Consider Wisconsin Energy Corp., pegged by MapLight as the sixth-highest giver to successful state legislative candidates in the two-and-a-half year period ending on June 30, 2011, with $59,010 in donations. The Milwaukee-based utility currently has 10 registered lobbyists and has staked out positions on eight bills in the current legislative session, according to the state Governmental Accountability Board’s lobbying website. It reported spending $219,506 on lobbying in just the first sixth months of 2011.
And that’s just on the state level. The Wisconsin Public Interest Research Group (WISPIRG) has released a report that names Wisconsin Energy as one of 30 Fortune 500 companies which spent more on federal lobbying in the three-year period from 2008-10 than they did on federal income taxes.
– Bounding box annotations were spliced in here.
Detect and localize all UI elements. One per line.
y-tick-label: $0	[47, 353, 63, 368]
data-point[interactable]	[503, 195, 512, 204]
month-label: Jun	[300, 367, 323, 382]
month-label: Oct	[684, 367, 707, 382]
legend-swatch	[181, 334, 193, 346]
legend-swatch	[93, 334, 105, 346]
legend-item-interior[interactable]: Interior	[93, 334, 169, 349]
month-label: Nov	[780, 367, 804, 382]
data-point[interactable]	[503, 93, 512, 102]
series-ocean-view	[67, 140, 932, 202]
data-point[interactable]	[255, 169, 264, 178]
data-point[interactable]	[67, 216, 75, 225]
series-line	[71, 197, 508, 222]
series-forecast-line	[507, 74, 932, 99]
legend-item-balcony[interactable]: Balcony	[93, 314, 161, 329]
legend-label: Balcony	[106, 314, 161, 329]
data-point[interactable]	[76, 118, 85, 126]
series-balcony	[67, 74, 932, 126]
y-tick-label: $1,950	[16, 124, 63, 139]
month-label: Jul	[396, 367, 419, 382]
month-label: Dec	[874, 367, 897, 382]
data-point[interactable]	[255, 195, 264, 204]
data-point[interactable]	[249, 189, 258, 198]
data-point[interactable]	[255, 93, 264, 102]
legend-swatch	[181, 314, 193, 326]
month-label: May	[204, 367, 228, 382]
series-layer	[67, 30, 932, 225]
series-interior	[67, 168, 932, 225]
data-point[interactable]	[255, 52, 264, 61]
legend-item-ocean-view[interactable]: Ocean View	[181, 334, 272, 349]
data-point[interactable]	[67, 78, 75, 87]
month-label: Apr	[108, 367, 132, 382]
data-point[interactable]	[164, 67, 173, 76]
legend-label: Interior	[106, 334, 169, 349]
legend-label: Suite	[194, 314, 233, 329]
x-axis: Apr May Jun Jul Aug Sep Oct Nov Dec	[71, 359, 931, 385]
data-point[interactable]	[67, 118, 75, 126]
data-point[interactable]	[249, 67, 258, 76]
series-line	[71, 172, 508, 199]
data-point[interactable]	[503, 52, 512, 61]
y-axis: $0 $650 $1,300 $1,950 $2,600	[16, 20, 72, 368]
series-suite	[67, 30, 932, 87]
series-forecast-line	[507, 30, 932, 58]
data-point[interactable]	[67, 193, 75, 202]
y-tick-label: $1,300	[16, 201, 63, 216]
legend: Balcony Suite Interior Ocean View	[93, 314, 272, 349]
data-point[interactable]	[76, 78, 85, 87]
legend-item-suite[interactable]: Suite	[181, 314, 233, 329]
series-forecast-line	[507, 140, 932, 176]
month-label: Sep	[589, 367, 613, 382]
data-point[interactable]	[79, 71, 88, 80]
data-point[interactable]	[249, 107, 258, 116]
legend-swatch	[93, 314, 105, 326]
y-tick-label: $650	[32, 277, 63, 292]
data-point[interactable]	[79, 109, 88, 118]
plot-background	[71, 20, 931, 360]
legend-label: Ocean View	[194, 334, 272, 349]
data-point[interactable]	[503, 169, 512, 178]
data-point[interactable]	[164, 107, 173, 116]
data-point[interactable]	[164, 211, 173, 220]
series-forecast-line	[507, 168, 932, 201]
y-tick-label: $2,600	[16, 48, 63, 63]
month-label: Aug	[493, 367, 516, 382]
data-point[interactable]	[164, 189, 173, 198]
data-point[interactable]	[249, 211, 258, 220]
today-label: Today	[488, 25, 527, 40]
According to this report, Wisconsin Energy (the only state-based company to make this list) spent $2.5 million on lobbying over this three-year period, while getting $85 million in tax rebates; during this period, according to WISPIRG, the company made more than $1.7 billion in profits.
Barry McNulty, a spokesman for Wisconsin Energy, doesn’t dispute the claimed rebate amounts and lobbying outlays but insists there is “no connection” between the two. He says the utility lobbies mainly on issues such as energy policy, environmental matters and renewable generation and that “if tax benefits are achieved, those benefits flow back to our customers.” He adds that President Obama and Congress have enacted tax laws designed to spur new investment.
“We are in full compliance with the tax laws,” McNulty says. It’s just that the laws allow Wisconsin Energy to make $1.7 billion in profits while collecting tax rebates. Employee giving to legislative campaigns is just one measure of the utility’s health.